Monday, November 18, 2013

Elephant's Toothpaste in a Pumpkin (catalytic decompostion of hydrogen peroxide within dishsoap creates a foam)


ORIGINALLY POSTED 5-1-12:
Doing the "Elephant's Toothpaste" reaction inside a carved pumpkin (a plastic pumpkin works too). The foam oozes from the mouth and eye holes of the pumpkin, resulting in a totally gross demonstration! ABOVE: The foam is just beginning to ooze out. BELOW: At the end of the demo (left) and photographs of another run (middle and right). Aqueous potassium iodide was used as the catalyst. Special thanks to Kathleen Shanks from the Institute for Chemical Education for helpful advice.
This demonstration is based on an article published in Chem 13 News. We do not have the article information, but we would be happy to post it if anyone finds the reference.

UPDATE 11-18-13:
Here is a picture of the pumpkin that we have used for years of shows.  We tell the audience that the pumpkin is green because it does not feel very well.  The lid has been recently redesigned: 1) it is clear so that the demonstrator can monitor the initial progress of the reaction, and 2) the "stem" of the pumpkin is a wooden dowel that is long enough for the demonstrator to use to hold the lid down without discomfort from the exothermic reaction.  

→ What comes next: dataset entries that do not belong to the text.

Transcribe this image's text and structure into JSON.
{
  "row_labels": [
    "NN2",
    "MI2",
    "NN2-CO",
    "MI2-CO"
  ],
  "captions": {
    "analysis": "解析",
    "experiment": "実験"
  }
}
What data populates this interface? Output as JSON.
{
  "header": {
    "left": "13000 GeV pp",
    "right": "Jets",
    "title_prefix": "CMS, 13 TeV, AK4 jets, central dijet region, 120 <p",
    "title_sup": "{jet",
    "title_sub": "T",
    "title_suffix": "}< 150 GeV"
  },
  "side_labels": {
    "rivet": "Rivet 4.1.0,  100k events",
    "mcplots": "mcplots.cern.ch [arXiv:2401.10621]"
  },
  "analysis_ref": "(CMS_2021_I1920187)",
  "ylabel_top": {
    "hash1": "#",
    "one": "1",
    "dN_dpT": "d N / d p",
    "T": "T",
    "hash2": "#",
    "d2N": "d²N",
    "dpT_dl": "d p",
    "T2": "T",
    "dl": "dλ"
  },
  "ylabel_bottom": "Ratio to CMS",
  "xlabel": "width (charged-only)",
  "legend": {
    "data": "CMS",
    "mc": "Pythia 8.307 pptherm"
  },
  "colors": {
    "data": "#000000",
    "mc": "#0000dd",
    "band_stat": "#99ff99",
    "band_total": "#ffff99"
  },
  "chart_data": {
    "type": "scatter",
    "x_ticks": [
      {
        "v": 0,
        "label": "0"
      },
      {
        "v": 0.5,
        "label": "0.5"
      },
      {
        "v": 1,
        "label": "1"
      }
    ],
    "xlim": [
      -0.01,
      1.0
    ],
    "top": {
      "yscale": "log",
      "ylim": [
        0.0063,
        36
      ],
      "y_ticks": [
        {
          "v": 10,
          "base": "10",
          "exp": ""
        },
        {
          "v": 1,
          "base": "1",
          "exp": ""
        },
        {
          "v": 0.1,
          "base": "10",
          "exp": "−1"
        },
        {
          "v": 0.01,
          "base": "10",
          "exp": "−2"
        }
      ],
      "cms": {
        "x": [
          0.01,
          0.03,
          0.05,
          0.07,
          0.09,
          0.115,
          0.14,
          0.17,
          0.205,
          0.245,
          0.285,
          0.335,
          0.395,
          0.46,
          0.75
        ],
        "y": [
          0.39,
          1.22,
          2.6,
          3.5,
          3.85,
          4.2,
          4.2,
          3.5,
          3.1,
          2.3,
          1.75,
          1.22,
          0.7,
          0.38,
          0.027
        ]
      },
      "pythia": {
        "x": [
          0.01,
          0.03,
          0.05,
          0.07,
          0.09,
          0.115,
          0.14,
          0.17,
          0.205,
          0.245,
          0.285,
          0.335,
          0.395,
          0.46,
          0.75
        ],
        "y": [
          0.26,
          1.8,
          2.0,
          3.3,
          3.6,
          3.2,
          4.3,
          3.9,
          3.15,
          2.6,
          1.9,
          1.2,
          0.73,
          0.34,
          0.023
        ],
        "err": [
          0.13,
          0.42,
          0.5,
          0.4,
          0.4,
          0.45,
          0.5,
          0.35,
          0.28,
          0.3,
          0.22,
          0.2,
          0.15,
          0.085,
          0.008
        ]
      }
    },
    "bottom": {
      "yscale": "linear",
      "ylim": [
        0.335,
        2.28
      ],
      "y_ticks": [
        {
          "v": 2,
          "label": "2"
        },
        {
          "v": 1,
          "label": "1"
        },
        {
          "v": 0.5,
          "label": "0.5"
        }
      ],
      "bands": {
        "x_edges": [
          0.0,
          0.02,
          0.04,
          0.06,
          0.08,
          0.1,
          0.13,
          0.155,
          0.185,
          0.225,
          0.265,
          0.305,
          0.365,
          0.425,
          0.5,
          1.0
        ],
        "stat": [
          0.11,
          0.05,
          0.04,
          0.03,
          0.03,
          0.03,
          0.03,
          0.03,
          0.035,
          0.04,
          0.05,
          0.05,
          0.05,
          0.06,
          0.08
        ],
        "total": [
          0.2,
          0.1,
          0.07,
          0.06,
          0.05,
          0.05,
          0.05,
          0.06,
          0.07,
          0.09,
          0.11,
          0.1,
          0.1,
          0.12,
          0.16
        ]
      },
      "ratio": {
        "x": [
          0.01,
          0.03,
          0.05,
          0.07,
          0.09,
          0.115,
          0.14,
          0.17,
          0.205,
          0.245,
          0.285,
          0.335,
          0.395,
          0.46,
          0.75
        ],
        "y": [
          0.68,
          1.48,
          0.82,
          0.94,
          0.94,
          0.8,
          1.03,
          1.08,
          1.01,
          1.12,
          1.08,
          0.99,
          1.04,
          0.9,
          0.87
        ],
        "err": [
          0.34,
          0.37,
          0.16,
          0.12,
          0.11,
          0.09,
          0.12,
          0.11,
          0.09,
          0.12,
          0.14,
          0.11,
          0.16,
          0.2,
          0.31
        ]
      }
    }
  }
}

Sunday, September 29, 2013

Diffraction "rainbows"



At the church I attend there are some window decorations that are essentially diffraction gratings oriented in a variety of different directions.  When the morning sun shines through the gratings, an arc of colored lines appear on the opposite wall (top).  Now real rainbows (bottom) are a refraction phenomenon, not diffraction, but the resulting color pattern is the same, plus it is a good illustration of the impact of wavelength on diffraction patterns.

Saturday, August 24, 2013

Gas Laws in a Microwaved Plastic Container

I have seen demonstrations of atmospheric pressure and the gas laws performed by first heating water inside a container (like a solvent can or an aluminum can), and then closing the container and allowing it to cool.  As the vapors inside the cooling container cool and condense, the pressure inside of the container decreases relative to the surrounding atmosphere and the container collapses.  Instead of these metal containers, one could also simply heat a water source like food inside a plastic container in a microwave oven while the lid is placed loosely on the container. As the contents of the container start to cool, the lid can accidentally seal onto the container, and the plastic container contracts.   This is a phenomenon many people have observed, lending itself to discussions of gas properties.

Friday, August 23, 2013

Photobleaching Construction Paper with Fluorescent Lights

I took down an old Bradley University Chemistry Club bulletin board and was impressed how, over the course of years, light from the fluorescent lights in the hallway in Olin Hall had penetrated thin copy paper (upper sheet in picture) and bleached the underlying construction paper from blue to gray (lower sheet in picture).  I was also impressed how ink on the paper had slowed that process sufficiently that the printed ink on the copy paper left an image on the construction paper.